JAKARTA, KOMPAS - Pembangunan dan perawatan operasional pemancar di daerah tertinggal, terdepan, dan terluar tidak cukup mengandalkan dana pelayanan universal.
Direktur Utama Badan Aksesibilitas Telekomunikasi dan Informatika (Bakti) Anang Latief di sela-sela diskusi publik Indonesia Merdeka Sinyal 100 Persen dan Menyongsong Industrialisasi 4.0, Kamis (27/12/2018) sore, di kawasan SCBD Sudirman, Jakarta, menyebut satu menara pemancar berteknologi 2G membutuhkan biaya operasional setahun minimal Rp 80 juta.
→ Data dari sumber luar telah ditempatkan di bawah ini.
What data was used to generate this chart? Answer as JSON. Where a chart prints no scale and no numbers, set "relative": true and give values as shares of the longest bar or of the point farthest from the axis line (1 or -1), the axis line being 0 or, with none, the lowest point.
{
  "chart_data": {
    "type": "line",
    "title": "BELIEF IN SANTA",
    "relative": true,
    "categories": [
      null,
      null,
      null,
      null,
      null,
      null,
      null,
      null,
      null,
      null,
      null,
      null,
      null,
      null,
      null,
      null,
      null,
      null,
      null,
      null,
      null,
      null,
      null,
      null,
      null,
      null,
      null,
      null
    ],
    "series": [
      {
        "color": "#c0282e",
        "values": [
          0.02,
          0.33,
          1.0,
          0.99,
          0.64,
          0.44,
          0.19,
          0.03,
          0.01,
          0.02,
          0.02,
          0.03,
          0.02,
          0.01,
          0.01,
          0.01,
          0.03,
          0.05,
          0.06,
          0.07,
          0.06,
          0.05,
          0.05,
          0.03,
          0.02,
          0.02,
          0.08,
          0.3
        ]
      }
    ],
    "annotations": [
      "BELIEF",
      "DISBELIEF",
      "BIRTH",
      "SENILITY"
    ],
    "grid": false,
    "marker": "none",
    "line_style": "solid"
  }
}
Nilai ini sudah termasuk ongkos listrik dan transmisi satelit.
Saat ini, Bakti mempunyai sekitar 1.000 menara pemancar berteknologi 2G yang tersebar di seluruh daerah tertinggal, terdepan, dan terluar (3T). Maka, total biaya operasional yang dibutuhkan mencapai Rp 80 miliar.
"Pengeluaran tersebut di luar biaya mengirim perangkat kebutuhan menara pemancar, ekspedisi, risiko kerusakan teknis, dan pembangunan kembali yang jika kami hitung bisa ratusan juta sampai satu miliar rupiah. Itu baru satu lokasi menara yang sudah berdiri. Dalam setahun, kami bisa mengeluarkan Rp 1 triliun," ujar Anang.
BAKTI bertugas mengumpulkan dana pelayanan universal (universal service obligation/USO) yang diperoleh dari iuran para operator telekomunikasi. Iuran diambil dari 1,25 persen dari pendapatan kotor setiap operator.
Menurut Anang, rata-rata total pendapatan kotor seluruh operator telekomunikasi mencapai Rp 200 triliun per tahun. Jika dipotong 1,25 persen, jumlah dana USO yang terkumpul setiap tahun rata-rata Rp 2,5 triliun.
Sementara selain perawatan operasional menara pemancar yang sudah berdiri, Bakti juga harus menggunakan dana USO terkumpul untuk pembangunan menara baru. Sebagai contoh, sampai akhir tahun 2019, Bakti ditarget oleh Kementerian Komunikasi dan Informatika membangun sampai 5.000 menara pemancar baru.
"Kalau hanya mengandalkan penerimaan dana USO saja, saya kira tidak akan cukup untuk membangun sebanyak itu, meskipun teknologi yang dipakai hanya 2G," kata Anang.
Dia mengklaim, segala bentuk efisiensi telah dilakukan. Misalnya, seluruh proses pengadaan peralatan yang dibutuhkan pendirian menara pemancar dilakukan melalui katalog elektronik (e-katalog) yang disediakan oleh Lembaga Kebijakan Pengadaan Barang Jasa Pemerintah. Dia juga mengklaim bahwa Bakti telah mengeluarkan beberapa skema pembangunan untuk mengatasi kekurangan biaya.
"Kami tentu tidak mau membebani operator telekomunikasi dengan menaikkan besaran persentase iuran. Apalagi, saat ini industri telekomunikasi di Indonesia sedang kurang bagus pertumbuhannya," tutur dia.
Pada saat bersamaan, Kasubdit Penomoran Telekomunikasi dan Informatika Kementerian Komunikasi dan Informatika, Iskandar, mengatakan, setiap operator telekomunikasi yang mendapat lisensi dari pemerintah wajib membangun infrastruktur sesuai kesanggupan yang disampaikan saat pengajuan izin. Hanya saja, operator biasanya memilih membangun pemancar di daerah-daerah yang punya potensi komersial tinggi.